Der blinde Fleck
Ich öffne die Augen. Das Licht bricht sich auf seinem Weg durch den grünen Vulkansee. Der Himmel verschwimmt. Ich hole Luft und atme Wasser. Meine Lunge, meine Adern, meine Zellen füllen sich mit dem Seewasser und ich fühle mich schwer. Schwer, so schwer und ich sinke. Eine Blutspur folgt mir und färbt den jadegrünen See rot.
Plätschern. Lasses verblichener Schatten in der Ferne. Er kehrt mir den Rücken zu und hastet zum Ufer. Seine gelben Gummistiefel hinterlassen Wellen, die nicht mehr zu mir durchdringen.

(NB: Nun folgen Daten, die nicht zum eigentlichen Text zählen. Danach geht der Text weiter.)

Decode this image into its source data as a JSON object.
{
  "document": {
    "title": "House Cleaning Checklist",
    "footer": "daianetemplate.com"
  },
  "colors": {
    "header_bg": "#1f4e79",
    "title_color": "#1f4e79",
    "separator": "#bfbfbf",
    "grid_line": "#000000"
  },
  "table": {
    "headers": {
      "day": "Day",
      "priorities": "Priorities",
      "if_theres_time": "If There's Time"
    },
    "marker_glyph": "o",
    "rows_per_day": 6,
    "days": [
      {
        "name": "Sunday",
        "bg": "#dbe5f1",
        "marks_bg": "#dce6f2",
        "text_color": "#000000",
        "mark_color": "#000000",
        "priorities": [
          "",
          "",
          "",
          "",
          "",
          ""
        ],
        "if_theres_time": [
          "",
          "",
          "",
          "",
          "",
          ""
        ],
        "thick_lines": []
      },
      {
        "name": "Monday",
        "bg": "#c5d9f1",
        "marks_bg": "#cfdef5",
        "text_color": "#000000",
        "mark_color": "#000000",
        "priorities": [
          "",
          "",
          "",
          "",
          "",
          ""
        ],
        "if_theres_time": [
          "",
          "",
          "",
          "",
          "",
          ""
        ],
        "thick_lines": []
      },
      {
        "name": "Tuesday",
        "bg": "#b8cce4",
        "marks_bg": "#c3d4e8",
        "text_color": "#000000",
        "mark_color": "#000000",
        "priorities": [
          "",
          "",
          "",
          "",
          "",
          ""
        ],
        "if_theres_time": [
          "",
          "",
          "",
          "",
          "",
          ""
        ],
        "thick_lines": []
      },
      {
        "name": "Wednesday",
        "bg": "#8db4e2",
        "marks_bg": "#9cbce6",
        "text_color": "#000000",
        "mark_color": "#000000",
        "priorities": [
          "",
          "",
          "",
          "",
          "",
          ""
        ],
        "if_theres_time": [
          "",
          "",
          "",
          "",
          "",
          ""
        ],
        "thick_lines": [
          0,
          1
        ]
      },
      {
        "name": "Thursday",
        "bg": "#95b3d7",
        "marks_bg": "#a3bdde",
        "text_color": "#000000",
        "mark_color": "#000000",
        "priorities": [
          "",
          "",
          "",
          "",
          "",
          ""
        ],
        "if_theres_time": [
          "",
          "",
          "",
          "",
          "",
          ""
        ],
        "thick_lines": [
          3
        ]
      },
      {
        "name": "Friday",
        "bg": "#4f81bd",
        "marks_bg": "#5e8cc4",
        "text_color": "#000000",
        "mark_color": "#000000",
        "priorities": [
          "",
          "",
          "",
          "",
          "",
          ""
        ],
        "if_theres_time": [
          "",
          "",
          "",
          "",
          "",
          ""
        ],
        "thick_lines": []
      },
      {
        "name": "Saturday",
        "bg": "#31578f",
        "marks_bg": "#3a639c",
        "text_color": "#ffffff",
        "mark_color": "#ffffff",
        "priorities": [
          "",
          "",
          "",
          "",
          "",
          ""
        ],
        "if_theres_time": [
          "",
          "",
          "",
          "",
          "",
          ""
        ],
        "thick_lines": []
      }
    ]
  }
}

"Nein!", schreie ich lautlos, "Verlass mich nicht! Du hast es versprochen!"
"Peng! Peng!", schreit Lasse.
Ich fasse mir an die Brust, da, wo ich mein Herz vermute. Theatralisch stürze ich zu Boden. Das vorübergehend zahnlose Grinsen meines sechsjährigen Freundes schwebt über mir. Die Ketschup-Flasche gibt ein schmatzendes Geräusch von sich, als Lasse mit Präzision unser improvisiertes Kunstblut auf meinem weißen Kleid verteilt.
"Lass das! Das gibt Flecken und meine Mama meckert dann heute Abend!", beschwere ich mich.
"Oh, Entschuldigung...", stottert er und versucht kläglich, mit seinen kleinen Patschehändchen den Ketchup von meinem Kleid zu wischen. Seine Wangen sind röter als der Ketschup.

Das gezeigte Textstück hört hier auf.